Por Raúl Figueroa, director ejecutivo de Acción Educar.
La sencilla, pero aguda pregunta que el presidente de la Comisión de Educación del Senado le hizo a la ministra del ramo, dejó en evidencia los serios problemas que tiene la reforma a la educación superior que impulsa el Ejecutivo. Fue al término de una de las tantas sesiones donde se escucha la opinión de expertos e interesados en la iniciativa en que, con algo de desazón, el senador Ignacio Walker preguntó a la ministra: ¿Qué hacemos con este proyecto? La verdad es que, a estas alturas del debate educacional, son muchos los que se preguntan lo mismo.
Hay que reconocer que no es fácil para un senador democratacristiano escuchar una y otra vez las mismas críticas y verse en la obligación de apoyar una iniciativa emblemática de la coalición de gobierno (o de lo que queda de ella). La dificultad aumenta si consideramos que las observaciones provienen de un público tan transversal que incluye a camaradas de partido que en otro tiempo estuvieron a cargo de la cartera de Educación, y que tienen como foco la afectación de la libertad de enseñanza, la autonomía universitaria o la justicia en el gasto público.
Existe un amplio consenso a estas alturas que el diagnóstico que sirvió de base para la elaboración de la reforma no fue el apropiado; el gobierno ha desconocido las características de nuestro sistema educacional y no ha valorado adecuadamente sus logros. Tampoco hay duda de que desconocer la realidad y fundarse en un diagnóstico errado es una receta infalible para el fracaso de cualquier política pública.

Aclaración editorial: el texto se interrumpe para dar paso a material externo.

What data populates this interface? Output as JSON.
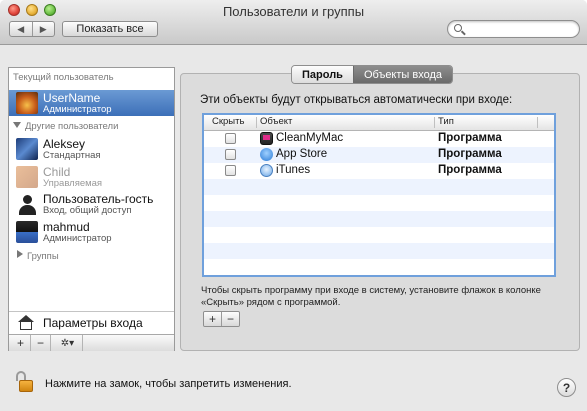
{
  "window": {
    "title": "Пользователи и группы"
  },
  "toolbar": {
    "back_glyph": "◀",
    "forward_glyph": "▶",
    "show_all_label": "Показать все",
    "search_placeholder": ""
  },
  "sidebar": {
    "current_user_header": "Текущий пользователь",
    "current_user": {
      "name": "UserName",
      "role": "Администратор",
      "avatar_color": "#e07a2a"
    },
    "other_users_header": "Другие пользователи",
    "other_users": [
      {
        "name": "Aleksey",
        "role": "Стандартная"
      },
      {
        "name": "Child",
        "role": "Управляемая"
      },
      {
        "name": "Пользователь-гость",
        "role": "Вход, общий доступ"
      },
      {
        "name": "mahmud",
        "role": "Администратор"
      }
    ],
    "groups_label": "Группы",
    "login_options_label": "Параметры входа",
    "bottom_buttons": {
      "add": "+",
      "remove": "−",
      "action": "✲▾"
    }
  },
  "tabs": {
    "password": "Пароль",
    "login_items": "Объекты входа",
    "selected": "Объекты входа"
  },
  "login_items": {
    "intro": "Эти объекты будут открываться автоматически при входе:",
    "columns": {
      "hide": "Скрыть",
      "item": "Объект",
      "kind": "Тип"
    },
    "rows": [
      {
        "name": "CleanMyMac",
        "kind": "Программа",
        "hidden": false,
        "icon": "cleanmymac-icon"
      },
      {
        "name": "App Store",
        "kind": "Программа",
        "hidden": false,
        "icon": "app-store-icon"
      },
      {
        "name": "iTunes",
        "kind": "Программа",
        "hidden": false,
        "icon": "itunes-icon"
      }
    ],
    "hint": "Чтобы скрыть программу при входе в систему, установите флажок в колонке «Скрыть» рядом с программой.",
    "add": "+",
    "remove": "−"
  },
  "footer": {
    "lock_text": "Нажмите на замок, чтобы запретить изменения.",
    "help": "?"
  },
  "colors": {
    "selection": "#3c6fb8",
    "table_focus": "#6fa0dc",
    "alt_row": "#edf3fe"
  }
}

El proyecto de ley, además de errar en el análisis de la realidad, se basa en la desconfianza y pretende, sobre la vía de regulaciones y prohibiciones excesivas, tomar el control de cuestiones que corresponde decidir a las propias instituciones de educación superior. Establece un nuevo sistema de financiamiento basado en el control de precios y vacantes que afecta la calidad y la diversidad del sistema y, por sobre todo, hipoteca el desarrollo futuro de la educación superior chilena. En un mundo en permanente cambio, nuestras instituciones se estancarán y el sistema tenderá a la mediocridad.
A los problemas de política pública se agregan los aspectos constitucionales que venían anticipándose luego de la votación en la Cámara de Diputados y que ahora toman fuerza. El profesor de Derecho Constitucional Patricio Zapata concluye en un informe que el proyecto de ley tiene problemas generales y específicos de constitucionalidad. Respecto de los problemas generales, advierte, en primer lugar, de una visión empobrecida y legalista de la autonomía universitaria, que resulta contraria a lo que establece la Constitución. En segundo lugar, reconoce que la visión del sistema de educación superior, que se deriva del articulado que el proyecto propone, choca frontalmente con el reconocimiento constitucional de la libertad de enseñanza y la autonomía universitaria. En relación a los problemas específicos, apunta a la existencia de condiciones inconstitucionales para que las instituciones de educación superior accedan al financiamiento, y a problemas de constitucionalidad en los requisitos que se establecen para integrar el CRUCH, el sistema único de acceso, las atribuciones de la Superintendencia que resultan desproporcionadas y los cambios al sistema de aseguramiento de calidad que vuelve irrelevante el reconocimiento oficial y la autonomía de las instituciones. Otros constitucionalistas han apuntado a los problemas de constitucionalidad de la gratuidad universal, que derivan del hecho de que se dispone del gasto futuro privando a futuras administraciones de esa facultad.
La respuesta a la legítima pregunta del senador Walker es simple a estas alturas. El proyecto de ley debe rediseñarse en su esencia, para hacerlo coherente con la libertad y diversidad de nuestro sistema y contribuir así a afrontar cabalmente los desafíos futuros de nuestra educación superior.